Los dos hombres se sentaron. Sawyer señaló con un gesto la escalera.

– ¿A Rich no le gusta el baloncesto?

– Lucas está de servicio.

– ¿Alguna vez no lo está?

– Cuando duerme. Algunas veces le dejo que lo haga.

Sawyer echó una ojeada, curioso. Nunca había estado en uno de estos palcos, y después de la cena elegante con Hardy se sentía un poco fuera de su elemento. Al menos tendría algunas historias que contarle a Ray. Miró a Gamble y dejó de sonreír. Nada en la vida era gratis. Todo tenía un precio. Decidió que había llegado el momento de pedir la factura.

– ¿De qué quería hablarme?

Gamble contempló el partido durante unos segundos pero en realidad sin verlo, abstraído en sus problemas.

– La cuestión es que necesitamos CyberCom. La necesitamos más que nada en el mundo.

– Oiga, Gamble, no soy su asesor económico. Soy un poli. Me importa muy poco si consigue o no comprar CyberCom.

Gamble chupó un cubito de hielo. Al parecer no había escuchado las palabras de Sawyer.

– Uno se mata para construir una cosa, y nunca es bastante, ¿sabe? Siempre hay alguien que te lo quiere arrebatar. Siempre hay alguien que intenta joderte vivo.

– Si busca un hombro para llorar, busque en otra parte. Tiene más dinero del que podrá gastar en toda su vida. ¿Qué más le da?

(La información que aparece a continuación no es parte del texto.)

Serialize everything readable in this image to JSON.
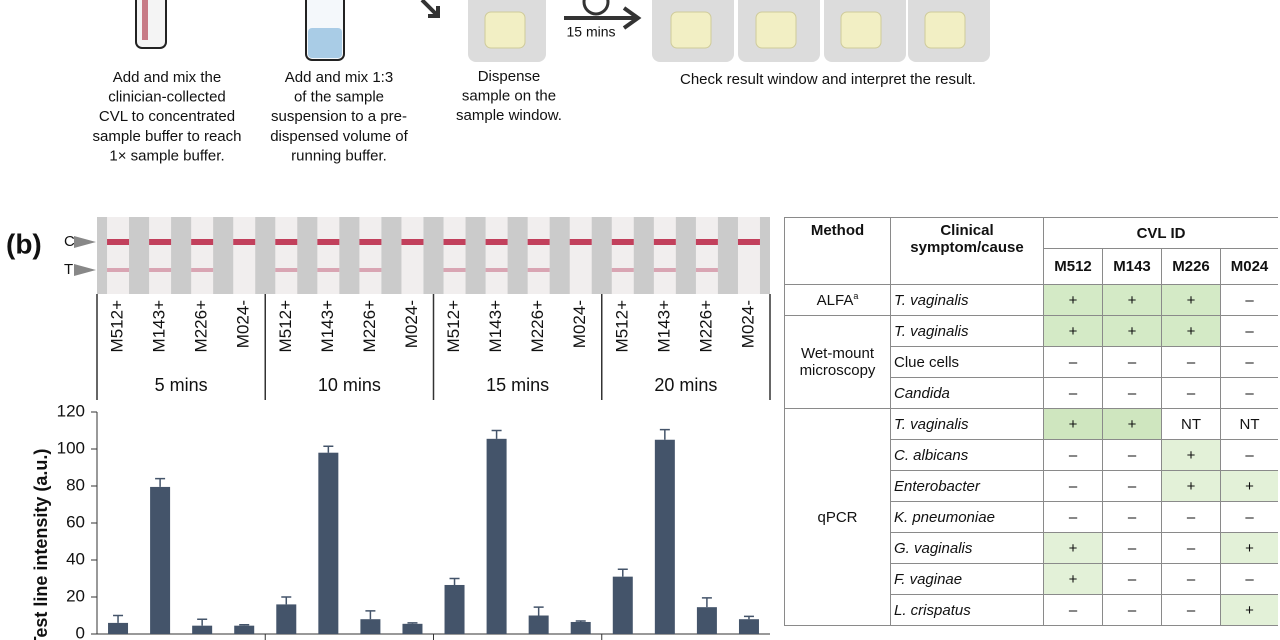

– Porque uno se acostumbra, por eso -estalló Gamble, que se calmó de inmediato-. Uno se acostumbra a estar en la cumbre. Saber que todo el mundo intenta medirse con uno. Pero también el dinero tiene mucho que ver. -Miró al agente-. ¿Quiere saber cuánto gano al año?

A pesar de sí mismo, Sawyer sintió curiosidad.

– No sé por qué me da la impresión de que me lo dirá de todos modos.

– Mil millones de dólares. -Gamble escupió el cubito en la copa.

Sawyer bebió un trago de cerveza mientras pensaba en esta sorprendente información.

– Este año me tocará pagar cuatrocientos millones de dólares en impuestos. Con lo que pago ¿no cree que me merezco un poco de cariño de ustedes, los federales?

– Si lo que busca es cariño, pruebe con las putas de la calle Catorce -dijo Sawyer con una mirada de furia-. Son mucho más baratas.

– Coño, ustedes no captan el esquema general, ¿verdad?

– ¿Por qué no me lo explica?

– Ustedes tratan a todos de la misma manera -dijo Gamble con un tono de incredulidad.

– Perdón, ¿quiere decir que eso está mal?

– No sólo está mal, es una estupidez.

– Supongo que nunca se tomó la molestia de leer la Declaración de la Independencia; ya sabe, esa parte un poco tonta sobre que los hombres son todos iguales.

– Yo hablo de la realidad. Hablo de negocios.

– No hago distinciones.

– Va listo si cree que voy a tratar al presidente de Citicorp como trato al conserje del edificio. Un tipo me puede prestar miles de millones de dólares y el otro no va más allá de fregarme el baño.

– Mi trabajo consiste en perseguir a criminales, ricos, pobres y de los del medio. Para mí no hay ninguna diferencia.

– Sí, bueno, no soy un criminal. Soy un contribuyente, tal vez el mayor contribuyente de todo el país, y lo único que pido es un pequeño favor que en el sector privado me lo harían sin tener que pedirlo.

– Bien por el sector privado.

– Eso no tiene gracia.

– Tampoco pretendía que la tuviera. -Sawyer le miró a los ojos hasta que Gamble desvió la mirada. El agente se miró las manos y bebió otro trago. Cada vez que estaba con este tipo se le disparaba la presión.

En la cancha, un triple del equipo local hizo que la multitud se pusiera en pie, delirante.

– Por cierto -dijo Sawyer, ¿alguna vez ha pensado que no está bien que sea más rico que Dios?